Mumbai 3.0 to reshape land economics
- Bhalchandra Chorghade

- 1 hour ago
- 3 min read

Mumbai: The Maharashtra government’s approval of a comprehensive land acquisition and allotment policy for the proposed “Mumbai 3.0” or “Third Mumbai” marks a decisive step toward expanding the Mumbai Metropolitan Region (MMR) eastward into the Atal Setu (Mumbai Trans Harbour Link) influence zone. Envisaged as a large-scale urban–industrial hub, the project is expected to reshape land economics, infrastructure planning and real estate investment patterns across Uran, Panvel and adjoining talukas.
However, it also raises concerns among local residents regarding livelihoods, environmental sustainability, and equitable development.
Policy Framework
The policy provides a structured mechanism for acquiring and allocating land through mutual agreements or under the 2013 land acquisition law, while offering compensation in cash, Floor Space Index (FSI), or Transferable Development Rights (TDR).
Approximately 200 sq km of land has been earmarked under the New Town Development Authority and the MMRDA to facilitate planned growth and infrastructure rollout in the region.
A distinctive element is the “pass-through” cost model, under which land acquisition and infrastructure costs will be borne by plot holders or allottees, with MMRDA levying establishment charges and allotting land largely on an “as-is-where-is” basis.

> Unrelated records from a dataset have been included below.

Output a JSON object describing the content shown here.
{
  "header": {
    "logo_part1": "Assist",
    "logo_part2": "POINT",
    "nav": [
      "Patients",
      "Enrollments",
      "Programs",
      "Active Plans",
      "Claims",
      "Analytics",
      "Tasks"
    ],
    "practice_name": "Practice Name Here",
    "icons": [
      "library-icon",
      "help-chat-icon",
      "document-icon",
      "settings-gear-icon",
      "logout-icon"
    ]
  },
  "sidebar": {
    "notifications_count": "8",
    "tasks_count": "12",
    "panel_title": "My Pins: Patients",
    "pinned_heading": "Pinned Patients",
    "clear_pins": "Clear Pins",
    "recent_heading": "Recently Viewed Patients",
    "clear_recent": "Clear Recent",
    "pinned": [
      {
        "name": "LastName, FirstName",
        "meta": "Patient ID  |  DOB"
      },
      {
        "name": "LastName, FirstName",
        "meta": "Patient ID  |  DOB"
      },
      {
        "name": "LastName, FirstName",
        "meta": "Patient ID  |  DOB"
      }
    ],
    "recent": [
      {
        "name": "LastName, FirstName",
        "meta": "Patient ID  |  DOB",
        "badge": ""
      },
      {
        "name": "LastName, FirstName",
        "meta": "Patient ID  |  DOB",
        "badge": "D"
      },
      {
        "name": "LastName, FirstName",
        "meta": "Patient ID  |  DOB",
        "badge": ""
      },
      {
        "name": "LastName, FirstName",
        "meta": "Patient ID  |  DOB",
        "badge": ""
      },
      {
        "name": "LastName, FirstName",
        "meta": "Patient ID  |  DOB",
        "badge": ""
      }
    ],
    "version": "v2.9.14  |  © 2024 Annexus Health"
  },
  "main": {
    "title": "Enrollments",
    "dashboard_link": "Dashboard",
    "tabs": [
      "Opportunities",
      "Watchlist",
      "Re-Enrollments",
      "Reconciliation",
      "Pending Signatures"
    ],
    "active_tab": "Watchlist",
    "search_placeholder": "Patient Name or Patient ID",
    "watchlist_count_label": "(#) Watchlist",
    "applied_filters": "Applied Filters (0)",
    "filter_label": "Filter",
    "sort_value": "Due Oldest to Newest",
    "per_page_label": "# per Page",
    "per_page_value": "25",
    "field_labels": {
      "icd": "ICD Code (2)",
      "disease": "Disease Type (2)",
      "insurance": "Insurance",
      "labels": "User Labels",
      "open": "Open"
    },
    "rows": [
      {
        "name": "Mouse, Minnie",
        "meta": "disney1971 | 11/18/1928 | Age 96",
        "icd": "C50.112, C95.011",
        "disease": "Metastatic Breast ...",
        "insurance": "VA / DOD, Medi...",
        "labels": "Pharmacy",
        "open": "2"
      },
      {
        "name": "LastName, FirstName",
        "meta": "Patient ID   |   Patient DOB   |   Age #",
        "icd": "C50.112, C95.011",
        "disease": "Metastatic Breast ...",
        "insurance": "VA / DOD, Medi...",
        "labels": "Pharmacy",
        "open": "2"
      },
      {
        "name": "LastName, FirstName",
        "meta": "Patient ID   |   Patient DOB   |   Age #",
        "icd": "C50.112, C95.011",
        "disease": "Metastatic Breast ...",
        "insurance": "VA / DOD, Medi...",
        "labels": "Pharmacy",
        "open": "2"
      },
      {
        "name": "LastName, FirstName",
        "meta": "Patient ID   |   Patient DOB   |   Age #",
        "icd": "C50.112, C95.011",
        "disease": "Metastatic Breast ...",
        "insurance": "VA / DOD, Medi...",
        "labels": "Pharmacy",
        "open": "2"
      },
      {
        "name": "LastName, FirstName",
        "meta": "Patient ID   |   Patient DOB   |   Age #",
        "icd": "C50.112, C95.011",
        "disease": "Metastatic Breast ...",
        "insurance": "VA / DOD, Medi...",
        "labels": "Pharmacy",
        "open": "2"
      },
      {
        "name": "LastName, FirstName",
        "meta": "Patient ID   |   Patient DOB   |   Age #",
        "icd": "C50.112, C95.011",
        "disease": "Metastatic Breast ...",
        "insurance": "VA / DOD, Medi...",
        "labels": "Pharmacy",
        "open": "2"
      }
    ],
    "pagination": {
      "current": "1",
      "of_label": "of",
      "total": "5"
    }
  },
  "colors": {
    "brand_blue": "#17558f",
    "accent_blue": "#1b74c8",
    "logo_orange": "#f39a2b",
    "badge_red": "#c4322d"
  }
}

The policy also prioritises large industrial investments and foreign direct investment (FDI), requiring a minimum of 100 acres and Rs 250 crore investment per 100 acres within four years to qualify for priority allotment.
Impact on Real Estate
From a real estate perspective, the policy could significantly alter supply dynamics within the MMR. By unlocking large contiguous land parcels, the government is creating a rare development opportunity in a market historically constrained by land scarcity. Planned townships, logistics parks, and industrial clusters are likely to stimulate demand for both commercial and residential projects in the extended region.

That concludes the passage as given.